Since your first question has been answered by others (there is no production-ready SVM which implements incremental learning, even though it is possible), I will skip it. ;)
Adding 'Unknown' as a class is not a good idea. Depending on it's use, the reasons are different.
If you are using the 'Unknown' class as a tag for "this instance has not been classified, but belongs to one of the known classes", then your SVM is in deep trouble. The reason is, that libsvm builds several binary classifiers and combines them. So if you have three classes - let's say A, B and C - the SVM builds the first binary classifier by splitting the training examples into "classified as A" and "any other class". The latter will obviously contain all examples from the 'Unknown' class. When trying to build a hyperplane, examples in 'Unknown' (which really belong to the class 'A') will probably cause the SVM to build a hyperplane with a very small margin and will poorly recognizes future instances of A, i.e. it's generalization performance will diminish. That's due to the fact, that the SVM will try to build a hyperplane which separates most instances of A (those officially labeled as 'A') onto one side of the hyperplane and some instances (those officially labeled as 'Unknown') on the other side .

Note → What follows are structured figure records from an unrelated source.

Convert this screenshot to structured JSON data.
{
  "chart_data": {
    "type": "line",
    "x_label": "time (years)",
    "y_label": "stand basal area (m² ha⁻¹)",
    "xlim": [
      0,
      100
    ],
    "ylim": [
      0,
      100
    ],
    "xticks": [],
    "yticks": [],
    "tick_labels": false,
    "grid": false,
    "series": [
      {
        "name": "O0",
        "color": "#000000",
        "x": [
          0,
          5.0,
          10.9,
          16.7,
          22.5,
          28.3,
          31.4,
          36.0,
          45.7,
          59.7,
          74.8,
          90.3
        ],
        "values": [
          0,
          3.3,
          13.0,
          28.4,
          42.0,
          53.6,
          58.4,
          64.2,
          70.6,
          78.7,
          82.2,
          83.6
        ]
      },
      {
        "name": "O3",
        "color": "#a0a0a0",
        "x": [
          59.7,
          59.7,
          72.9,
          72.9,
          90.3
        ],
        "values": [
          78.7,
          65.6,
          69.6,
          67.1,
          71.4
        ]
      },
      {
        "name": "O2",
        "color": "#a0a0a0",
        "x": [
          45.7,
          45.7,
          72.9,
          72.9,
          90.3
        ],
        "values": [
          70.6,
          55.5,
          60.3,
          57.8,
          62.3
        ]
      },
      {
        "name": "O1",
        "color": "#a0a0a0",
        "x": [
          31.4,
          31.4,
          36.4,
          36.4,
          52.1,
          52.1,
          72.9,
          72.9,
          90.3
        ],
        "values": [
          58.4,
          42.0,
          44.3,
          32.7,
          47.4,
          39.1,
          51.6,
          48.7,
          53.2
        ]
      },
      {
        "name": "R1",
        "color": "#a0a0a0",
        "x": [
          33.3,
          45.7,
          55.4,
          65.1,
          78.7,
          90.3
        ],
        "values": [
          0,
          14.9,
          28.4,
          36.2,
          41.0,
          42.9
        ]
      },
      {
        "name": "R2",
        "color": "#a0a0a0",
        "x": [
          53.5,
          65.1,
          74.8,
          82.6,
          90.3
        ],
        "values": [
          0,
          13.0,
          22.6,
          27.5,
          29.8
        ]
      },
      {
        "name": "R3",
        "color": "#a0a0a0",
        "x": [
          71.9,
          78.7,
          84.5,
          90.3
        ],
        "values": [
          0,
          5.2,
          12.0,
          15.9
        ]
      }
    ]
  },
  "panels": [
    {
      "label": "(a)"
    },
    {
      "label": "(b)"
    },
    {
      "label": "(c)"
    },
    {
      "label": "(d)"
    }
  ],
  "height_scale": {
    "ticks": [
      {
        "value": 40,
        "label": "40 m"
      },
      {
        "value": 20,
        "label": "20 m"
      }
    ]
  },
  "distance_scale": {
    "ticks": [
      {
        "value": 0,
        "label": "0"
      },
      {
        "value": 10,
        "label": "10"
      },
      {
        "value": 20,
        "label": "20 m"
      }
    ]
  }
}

Another problem occurs if you are using the 'Unknown' class to store all examples, whose class is not yet known to the SVM. For example, the SVM knows the classes A, B and C, but you recently got example data for two new classes D and E. Since these examples are not classified and the new classes not known to the SVM, you may want to temporarily store them in 'Unknown'. In that case the 'Unknown' class may cause trouble, since it possibly contains examples with enormous variation in the values of it's features. That will make it very hard to create good separating hyperplanes and therefore the resulting classifier will poorly recognize new instances of D or E as 'Unknown'. Probably the classification of new instances belonging to A, B or C will be hindered as well.
To sum up: Introducing an 'Unknown' class which contains examples of known classes or examples of several new classes will result in a poor classifier. I think it's best to ignore all unclassified instances when training the classifier.
I would recommend, that you solve this issue outside the classification algorithm. I was asked for this feature myself and implemented a single webpage, which shows an image of the object in question and a button for each known class. If the object in question belongs to a class which is not known yet, the user can fill out another form to add a new class. If he goes back to the classification page, another button for that class will magically appear. After the instances have been classified, they can be used for training the classifier. (I used a database to store the known classes and reference which example belongs to which class. I implemented an export function to make the data SVM-ready.)